Teaching and Learning About Feedback Loops

Thursday, Friday 8-11am PT / 9am-12pm MT / 10am-1pm CT / 11am-2pm ET Online
Workshop

Conveners

Kim Kastens, Lamont-Doherty Earth Observatory
Tim Shipley, Temple University
Alexandra Davatzes, Temple University
Kelcey Wallens-Logan, Barnard College

Feedback loops (FLs) are a powerful concept for Earth educators in the 21st century. Reinforcing (aka "positive") feedback loops underlie many environmental problems, including climate change and inequitable distribution of ecosystem services. Balancing (aka "negative") feedback loops lie at the heart of many plausible solutions, such as efforts to re-establish predator-prey balance. Feedback loops can have strong explanatory power for systems exhibiting characteristic behaviors of growth, decay or oscillation. And they can have strong predictive power for anticipating future behavior of systems. This workshop seeks to establish FLs as a generalizable concept and habit of mind that can strengthen students' thinking throughout the curriculum.

Overview

This workshop will explore cognitive and practical obstacles to teaching and learning about FLs and practice three different teaching strategies for building students' facility with FLs: kinesthetic learning, mutual alignment analogy, and use of static and dynamic visualizations. Each teaching strategy will have its underlying rationale explained, then be demonstrated, tried out by the workshop participants, and reflected upon in small group discussions. Examples will span life sciences, earth sciences, and social sciences. Working in breakout groups clustered by topic or audience, participants will draft a student activity using one of the three strategies.

Workshop Program »

Target Audience

This workshop is applicable to high school and college instructors who would like to strengthen the Earth Systems perspective in their teaching. For instructors of interdisciplinary courses, feedback loops can provide a powerful integrative theme to connect across natural and social sciences. If you have been teaching about one or a few specific feedback loops (e.g. ice-albedo feedback), this workshop will help you to broaden students' FL thinking into a generalizable habit of mind. [Note that this workshop does not cover use of systems dynamics modeling software such as STELLA or Vensim.]

Goals

  • Workshop attendees will leave with strategies to help their learners recognize feedback loops when they encounter them in novel situations.
  • Workshop attendees will leave with strategies to help their learners deploy feedback loop thinking to explain and anticipate behaviors of growth, decay or stability.
  • Workshop attendees will leave with strategies to help their learners leverage feedback loop thinking to design solutions to problems that they care about and that the world cares about.
  • Workshop attendees will leave with a draft of a student activity they can use in a course they teach.

Format

Day 1 will begin with a small group activity to bring forth in what contexts we all teach--or wish to teach--about feedback loops.  Then, each of the three teaching strategies will be introduced, each accompanied by an opportunity for  reflection/brainstorming on how this might be useful in my course.

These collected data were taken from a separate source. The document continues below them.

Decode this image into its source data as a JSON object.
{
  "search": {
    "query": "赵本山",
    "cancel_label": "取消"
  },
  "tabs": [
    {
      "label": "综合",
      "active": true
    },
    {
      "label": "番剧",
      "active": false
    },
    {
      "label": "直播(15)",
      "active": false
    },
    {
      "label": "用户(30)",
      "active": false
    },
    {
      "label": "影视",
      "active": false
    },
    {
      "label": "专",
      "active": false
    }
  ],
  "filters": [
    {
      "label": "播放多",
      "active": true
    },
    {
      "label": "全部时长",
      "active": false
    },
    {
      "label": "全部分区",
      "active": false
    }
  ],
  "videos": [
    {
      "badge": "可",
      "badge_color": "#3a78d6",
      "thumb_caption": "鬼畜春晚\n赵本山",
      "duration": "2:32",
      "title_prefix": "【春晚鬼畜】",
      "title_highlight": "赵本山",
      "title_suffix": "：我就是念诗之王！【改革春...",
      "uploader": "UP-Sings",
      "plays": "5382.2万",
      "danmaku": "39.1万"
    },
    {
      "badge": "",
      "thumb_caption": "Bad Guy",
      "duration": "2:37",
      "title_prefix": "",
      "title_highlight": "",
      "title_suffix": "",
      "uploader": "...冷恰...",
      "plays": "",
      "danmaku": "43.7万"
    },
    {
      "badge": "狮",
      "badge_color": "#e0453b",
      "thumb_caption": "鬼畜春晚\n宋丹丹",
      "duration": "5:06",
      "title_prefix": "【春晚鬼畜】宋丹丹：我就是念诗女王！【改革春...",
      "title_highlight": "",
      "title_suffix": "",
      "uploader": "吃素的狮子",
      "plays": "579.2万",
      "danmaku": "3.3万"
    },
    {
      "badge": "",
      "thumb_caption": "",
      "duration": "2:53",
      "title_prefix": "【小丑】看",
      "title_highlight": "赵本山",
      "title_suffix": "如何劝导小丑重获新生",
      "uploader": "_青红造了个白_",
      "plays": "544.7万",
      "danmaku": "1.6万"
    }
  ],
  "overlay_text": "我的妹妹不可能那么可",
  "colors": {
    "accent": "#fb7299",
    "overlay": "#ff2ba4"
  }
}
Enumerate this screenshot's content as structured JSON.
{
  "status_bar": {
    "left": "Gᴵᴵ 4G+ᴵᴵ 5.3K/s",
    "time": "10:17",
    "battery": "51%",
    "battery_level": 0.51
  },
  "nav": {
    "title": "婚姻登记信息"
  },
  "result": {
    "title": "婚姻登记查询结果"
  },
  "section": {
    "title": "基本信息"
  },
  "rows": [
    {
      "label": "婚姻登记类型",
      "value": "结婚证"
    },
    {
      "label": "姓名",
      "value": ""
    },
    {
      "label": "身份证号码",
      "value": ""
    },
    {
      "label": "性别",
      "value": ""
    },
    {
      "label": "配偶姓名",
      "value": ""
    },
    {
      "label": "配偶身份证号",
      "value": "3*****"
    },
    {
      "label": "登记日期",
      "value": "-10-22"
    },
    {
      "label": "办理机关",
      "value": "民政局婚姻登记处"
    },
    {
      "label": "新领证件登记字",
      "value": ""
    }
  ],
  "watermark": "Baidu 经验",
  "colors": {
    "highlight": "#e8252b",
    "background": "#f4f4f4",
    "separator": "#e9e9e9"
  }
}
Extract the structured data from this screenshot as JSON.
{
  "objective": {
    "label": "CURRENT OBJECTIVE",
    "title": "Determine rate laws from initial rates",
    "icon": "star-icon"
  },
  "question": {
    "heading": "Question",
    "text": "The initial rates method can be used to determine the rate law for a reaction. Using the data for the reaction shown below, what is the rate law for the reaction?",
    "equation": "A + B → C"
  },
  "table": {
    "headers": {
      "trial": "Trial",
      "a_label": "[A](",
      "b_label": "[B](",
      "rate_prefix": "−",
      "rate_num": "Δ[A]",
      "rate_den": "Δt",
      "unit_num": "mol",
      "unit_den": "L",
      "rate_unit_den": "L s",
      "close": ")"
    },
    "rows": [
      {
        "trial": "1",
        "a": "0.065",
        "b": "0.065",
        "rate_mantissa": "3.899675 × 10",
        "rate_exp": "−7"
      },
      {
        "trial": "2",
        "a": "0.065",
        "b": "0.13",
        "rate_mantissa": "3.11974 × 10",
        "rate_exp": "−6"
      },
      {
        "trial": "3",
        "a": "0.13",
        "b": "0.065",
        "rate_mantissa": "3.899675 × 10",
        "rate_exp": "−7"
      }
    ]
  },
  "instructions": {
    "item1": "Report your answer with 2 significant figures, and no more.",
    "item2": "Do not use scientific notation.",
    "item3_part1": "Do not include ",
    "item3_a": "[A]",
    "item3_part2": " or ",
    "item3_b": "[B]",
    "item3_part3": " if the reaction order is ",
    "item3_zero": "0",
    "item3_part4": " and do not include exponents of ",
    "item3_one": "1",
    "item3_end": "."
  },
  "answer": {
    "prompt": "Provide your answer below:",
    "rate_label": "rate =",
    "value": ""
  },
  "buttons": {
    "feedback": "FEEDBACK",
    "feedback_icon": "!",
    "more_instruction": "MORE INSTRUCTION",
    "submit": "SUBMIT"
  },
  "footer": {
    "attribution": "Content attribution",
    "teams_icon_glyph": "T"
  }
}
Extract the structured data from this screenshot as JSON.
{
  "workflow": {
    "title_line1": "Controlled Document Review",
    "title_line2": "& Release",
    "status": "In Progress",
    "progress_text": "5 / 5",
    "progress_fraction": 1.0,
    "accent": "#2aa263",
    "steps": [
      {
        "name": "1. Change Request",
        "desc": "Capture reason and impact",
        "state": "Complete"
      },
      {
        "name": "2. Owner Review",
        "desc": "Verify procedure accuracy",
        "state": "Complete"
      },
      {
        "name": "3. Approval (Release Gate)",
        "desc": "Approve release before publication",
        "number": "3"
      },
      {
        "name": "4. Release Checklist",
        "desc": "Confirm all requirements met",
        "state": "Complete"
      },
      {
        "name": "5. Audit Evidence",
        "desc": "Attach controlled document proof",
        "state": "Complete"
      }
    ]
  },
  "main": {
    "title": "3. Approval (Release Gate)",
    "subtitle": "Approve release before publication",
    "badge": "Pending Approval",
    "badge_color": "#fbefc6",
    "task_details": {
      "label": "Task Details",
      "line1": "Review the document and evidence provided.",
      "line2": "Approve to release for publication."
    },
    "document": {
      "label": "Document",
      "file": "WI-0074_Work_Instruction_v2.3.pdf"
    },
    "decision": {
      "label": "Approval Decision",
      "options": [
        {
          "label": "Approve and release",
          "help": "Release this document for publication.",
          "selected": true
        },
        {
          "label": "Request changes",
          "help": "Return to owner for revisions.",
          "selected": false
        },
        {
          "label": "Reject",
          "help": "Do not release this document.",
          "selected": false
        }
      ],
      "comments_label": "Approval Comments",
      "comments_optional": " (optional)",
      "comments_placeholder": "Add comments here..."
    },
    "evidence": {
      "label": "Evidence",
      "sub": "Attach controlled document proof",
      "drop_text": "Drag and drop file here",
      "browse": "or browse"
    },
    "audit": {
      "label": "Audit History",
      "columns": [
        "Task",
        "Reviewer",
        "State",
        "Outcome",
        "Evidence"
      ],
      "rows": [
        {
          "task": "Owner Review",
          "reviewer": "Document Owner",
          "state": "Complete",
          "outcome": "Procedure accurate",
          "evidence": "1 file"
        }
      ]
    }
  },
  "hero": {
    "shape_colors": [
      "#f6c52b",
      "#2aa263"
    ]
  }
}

Day 2 will begin with a presentation and discussion of what research has revealed about the obstacles and challenges involved in FL thinking.  Small groups will then work to draft a student activity that uses one of the workshop's strategies, recording their ideas in a SERC Activity Sheet.  Day 2 will close with sharing out of the activity ideas and reflections on the broader role of FL thinking in Earth and Environmental education.